When I woke on September 11, 2001, I faced what I regarded as the world’s most tedious commute, from my home in Brooklyn Heights to The Journal of Commerce’s Newark, N.J., office — a walk, a subway ride, another walk, a ride on a train across New Jersey’s industry-scarred wetlands, and another much longer walk through litter-scattered urban decay. The magazine had moved to the site only a few months before after 10 years on the 27th floor of 2 World Trade Center.
It was a glorious day, with a cloudless, electric blue sky, and the first scent of fall in the air.
So, as I mounted the steps to street level at the Park Place subway station on my way to the World Trade Center PATH station around 8:45 a.m., late as usual, I allowed myself to give in to childlike delight at the astonishing display of confetti that had mysteriously appeared in the air. Then I emerged into the street and saw, way above me, the angry, smoking face in the side of the World Trade Center Tower One.
The confetti, of course, was paper, blown out into the morning air by an explosion I had just missed. The streets were crowded, but nobody seemed to know what had happened. I heard someone mention a plane, but that seemed implausible. I didn’t know then what we all know now — that the ragged mouth of fire was beginning a long, cruel narrative that would lead to thousands of deaths, the collapse of an entire ZIP code’s worth of buildings, two wars and a global shockwave of paranoia and loathing that would roil the next decade and beyond. As I resumed my walk to the PATH station, the burning was so high up, it didn’t feel as if it had anything to do with those of us on the street. If I move quickly, I thought, I can get through and away.
But as I walked, the scene changed. A dark flood of people emerged from beneath both towers, evacuating in a surprisingly dense and orderly way. Above, the scale of the burning hole was clearer, scary in scope, and I could see huge flames licking its edges. “Look, someone’s waving a white flag. They’re alive!” cried a woman next to me on the street. Then I saw someone jump, tiny as a doll, a thousand feet up, tumbling through the air. And I screamed. Or someone screamed. Or everyone screamed.

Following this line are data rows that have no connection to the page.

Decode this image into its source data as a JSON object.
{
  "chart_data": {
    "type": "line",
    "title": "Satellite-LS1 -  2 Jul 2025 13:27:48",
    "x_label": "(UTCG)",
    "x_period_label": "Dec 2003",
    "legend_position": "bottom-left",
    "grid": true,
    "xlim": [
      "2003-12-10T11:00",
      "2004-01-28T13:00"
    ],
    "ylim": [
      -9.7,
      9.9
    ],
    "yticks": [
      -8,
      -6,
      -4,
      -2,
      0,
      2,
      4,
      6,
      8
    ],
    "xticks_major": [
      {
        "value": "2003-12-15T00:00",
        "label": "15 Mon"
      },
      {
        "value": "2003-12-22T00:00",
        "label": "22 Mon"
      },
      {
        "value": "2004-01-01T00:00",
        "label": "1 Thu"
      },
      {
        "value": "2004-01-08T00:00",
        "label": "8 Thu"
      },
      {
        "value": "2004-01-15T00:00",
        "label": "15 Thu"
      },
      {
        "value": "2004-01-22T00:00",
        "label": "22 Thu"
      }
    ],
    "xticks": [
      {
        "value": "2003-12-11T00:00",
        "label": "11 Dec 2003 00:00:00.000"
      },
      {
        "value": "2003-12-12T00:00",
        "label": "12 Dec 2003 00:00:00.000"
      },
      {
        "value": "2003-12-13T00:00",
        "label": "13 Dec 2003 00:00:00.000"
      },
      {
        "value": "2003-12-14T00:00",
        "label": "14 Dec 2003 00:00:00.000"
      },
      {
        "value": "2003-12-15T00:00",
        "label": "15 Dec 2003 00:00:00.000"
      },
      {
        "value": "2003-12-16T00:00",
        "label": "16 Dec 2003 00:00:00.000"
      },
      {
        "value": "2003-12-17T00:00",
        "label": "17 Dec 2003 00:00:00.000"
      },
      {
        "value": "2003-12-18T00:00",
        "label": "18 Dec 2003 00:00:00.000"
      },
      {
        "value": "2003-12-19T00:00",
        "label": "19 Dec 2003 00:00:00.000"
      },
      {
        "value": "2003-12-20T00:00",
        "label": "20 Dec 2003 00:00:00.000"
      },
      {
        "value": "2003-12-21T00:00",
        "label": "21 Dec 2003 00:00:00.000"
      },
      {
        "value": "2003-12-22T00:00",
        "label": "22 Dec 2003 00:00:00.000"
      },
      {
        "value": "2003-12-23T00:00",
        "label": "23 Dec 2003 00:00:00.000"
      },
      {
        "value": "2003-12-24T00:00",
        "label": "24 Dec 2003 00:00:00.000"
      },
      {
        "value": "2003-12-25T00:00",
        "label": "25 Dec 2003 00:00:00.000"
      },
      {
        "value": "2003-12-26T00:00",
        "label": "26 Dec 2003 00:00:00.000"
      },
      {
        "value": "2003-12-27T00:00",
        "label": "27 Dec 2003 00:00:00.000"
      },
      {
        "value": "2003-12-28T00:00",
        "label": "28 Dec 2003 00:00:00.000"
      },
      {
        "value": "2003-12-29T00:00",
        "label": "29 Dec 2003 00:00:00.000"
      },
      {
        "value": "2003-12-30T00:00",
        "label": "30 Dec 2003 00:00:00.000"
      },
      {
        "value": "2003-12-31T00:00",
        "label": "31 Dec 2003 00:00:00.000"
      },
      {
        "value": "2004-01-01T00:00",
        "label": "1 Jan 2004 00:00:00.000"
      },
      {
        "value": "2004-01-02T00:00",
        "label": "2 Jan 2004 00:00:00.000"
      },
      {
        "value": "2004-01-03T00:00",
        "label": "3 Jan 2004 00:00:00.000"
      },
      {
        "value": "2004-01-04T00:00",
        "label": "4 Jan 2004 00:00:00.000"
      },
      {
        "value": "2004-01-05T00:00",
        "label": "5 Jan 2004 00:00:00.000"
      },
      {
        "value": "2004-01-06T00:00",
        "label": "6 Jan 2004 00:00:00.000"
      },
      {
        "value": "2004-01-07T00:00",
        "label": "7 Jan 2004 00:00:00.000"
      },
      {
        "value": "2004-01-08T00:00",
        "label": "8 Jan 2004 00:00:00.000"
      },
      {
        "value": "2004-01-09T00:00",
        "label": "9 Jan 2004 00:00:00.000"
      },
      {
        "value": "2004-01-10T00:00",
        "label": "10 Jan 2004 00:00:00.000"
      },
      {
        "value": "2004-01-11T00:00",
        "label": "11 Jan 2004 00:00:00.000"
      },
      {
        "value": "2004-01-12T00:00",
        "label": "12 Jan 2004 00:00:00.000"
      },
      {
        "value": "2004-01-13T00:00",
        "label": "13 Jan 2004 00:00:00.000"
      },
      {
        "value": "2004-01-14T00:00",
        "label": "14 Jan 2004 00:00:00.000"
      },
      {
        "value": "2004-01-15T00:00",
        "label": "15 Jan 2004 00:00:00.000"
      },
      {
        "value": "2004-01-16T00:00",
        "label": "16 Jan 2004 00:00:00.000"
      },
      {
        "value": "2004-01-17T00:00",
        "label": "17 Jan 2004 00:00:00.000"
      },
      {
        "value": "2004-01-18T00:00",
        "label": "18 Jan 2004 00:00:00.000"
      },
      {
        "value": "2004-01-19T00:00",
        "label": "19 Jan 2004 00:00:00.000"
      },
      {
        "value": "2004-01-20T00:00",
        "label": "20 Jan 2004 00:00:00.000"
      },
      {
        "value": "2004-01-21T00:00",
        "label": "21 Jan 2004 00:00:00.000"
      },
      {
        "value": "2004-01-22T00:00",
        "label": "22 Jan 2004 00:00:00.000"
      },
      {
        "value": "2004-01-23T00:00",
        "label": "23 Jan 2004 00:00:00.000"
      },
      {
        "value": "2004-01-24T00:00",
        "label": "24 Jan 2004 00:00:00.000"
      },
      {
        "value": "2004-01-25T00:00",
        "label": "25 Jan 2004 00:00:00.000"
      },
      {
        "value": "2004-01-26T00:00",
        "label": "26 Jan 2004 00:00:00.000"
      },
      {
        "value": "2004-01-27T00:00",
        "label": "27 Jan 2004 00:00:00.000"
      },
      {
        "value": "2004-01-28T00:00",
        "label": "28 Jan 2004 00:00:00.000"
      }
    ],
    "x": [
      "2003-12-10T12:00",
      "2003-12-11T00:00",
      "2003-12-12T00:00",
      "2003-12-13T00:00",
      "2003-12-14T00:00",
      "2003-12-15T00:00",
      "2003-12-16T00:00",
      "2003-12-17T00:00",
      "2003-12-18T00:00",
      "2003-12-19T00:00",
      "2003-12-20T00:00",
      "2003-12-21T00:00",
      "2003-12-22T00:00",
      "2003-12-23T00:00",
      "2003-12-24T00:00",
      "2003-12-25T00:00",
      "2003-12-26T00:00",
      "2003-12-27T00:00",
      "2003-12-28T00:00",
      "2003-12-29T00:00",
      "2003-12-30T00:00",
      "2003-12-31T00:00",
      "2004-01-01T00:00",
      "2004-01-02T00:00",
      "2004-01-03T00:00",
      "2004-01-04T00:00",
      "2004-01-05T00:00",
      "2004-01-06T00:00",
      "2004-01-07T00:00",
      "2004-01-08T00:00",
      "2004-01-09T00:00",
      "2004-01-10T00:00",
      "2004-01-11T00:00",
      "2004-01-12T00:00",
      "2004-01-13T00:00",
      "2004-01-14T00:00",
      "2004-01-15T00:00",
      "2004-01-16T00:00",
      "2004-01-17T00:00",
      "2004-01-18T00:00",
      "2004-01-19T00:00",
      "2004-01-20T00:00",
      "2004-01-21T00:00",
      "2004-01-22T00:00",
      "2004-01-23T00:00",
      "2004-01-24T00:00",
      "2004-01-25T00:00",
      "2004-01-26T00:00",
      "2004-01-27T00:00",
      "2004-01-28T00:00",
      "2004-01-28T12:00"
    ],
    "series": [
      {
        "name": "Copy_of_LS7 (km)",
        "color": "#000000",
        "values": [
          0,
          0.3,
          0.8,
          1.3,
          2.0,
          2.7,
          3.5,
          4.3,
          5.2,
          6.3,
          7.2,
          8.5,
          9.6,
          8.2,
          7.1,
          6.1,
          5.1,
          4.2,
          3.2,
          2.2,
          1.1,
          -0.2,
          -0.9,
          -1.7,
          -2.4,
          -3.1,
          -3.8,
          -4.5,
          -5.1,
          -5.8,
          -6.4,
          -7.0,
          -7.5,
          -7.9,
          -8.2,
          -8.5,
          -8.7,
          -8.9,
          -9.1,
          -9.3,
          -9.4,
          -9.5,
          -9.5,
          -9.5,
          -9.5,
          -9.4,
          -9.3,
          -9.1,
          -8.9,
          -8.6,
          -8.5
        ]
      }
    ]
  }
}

I told myself that I should leave, now, or have nightmares about this for years. I turned to head back to the subway and, just at that moment, a colossal explosion roared with an intensity that squeezed my eyeballs and pounded my chest. I saw a fireball coming toward me and — surprising myself — instinctively ran toward it because I could shelter from the ensuing rain of debris in the lee of the buildings on the cross street. I don’t know how close I came to being hit by anything.
Much of what followed is blurred. There was the single enormous explosion, a great bellow of implacable hatred. Nothing else mattered. I think I ran. I know I cried. Somehow, I found myself in Chinatown, joining a long line for a pay phone because I knew my husband would be frantic to know if I was alive. I must have looked traumatized, because a woman in front of me regarded me with shock and immediately campaigned to have me pushed to the front of the line. I called my husband. I tried to tell him what I saw, but couldn’t.
I began the long walk home; in the final few yards to my house, a young, dark-skinned man walking a few paces ahead was accosted by a middle-aged white woman. “It’s YOU people who did this,” she shouted. “You immigrants! Go back to where you came from!” Everything else about that day sounds horrible, and it was, but this was almost too much to bear.
For me, there were sleepless nights and panic attacks for a long time, even as over the years I developed a well-honed narrative about what happened that day. And sometimes, half-asleep, I would find myself walking through the old World Trade Center offices, where I had spent six years working. I still dream I’m in the office at 2 World Trade Center. I had some of my happiest times there, where even only a quarter way up that tower, it felt like I was hanging over the city, watching the weather come in from hundreds of miles away, across New York harbor. In high winds, the building used to creak and sway like a schooner, and the speed of the elevators knocked the breath out of me for the first few weeks. It all seemed precarious and yet, at the same time, thrilling. Now that the memories of that terrible day are jostling for position with all the other important events in my life, what stays in my mind is that flood of people coming out of the towers — orderly, polite, helping one another.
Later, I read about the extraordinary efforts people made to ensure their co-workers got out safe; many of them died in the process. We noted the million little acts of kindness that happened that day because it was an extraordinary day, but I believe they’re going on all the time and we simply don’t feel the need to gather them into a compelling narrative. Truth is, we are answering the hatred that went out on that September morning with our own acts of compassion and humor and tolerance and grace that together are loud enough to drown it out.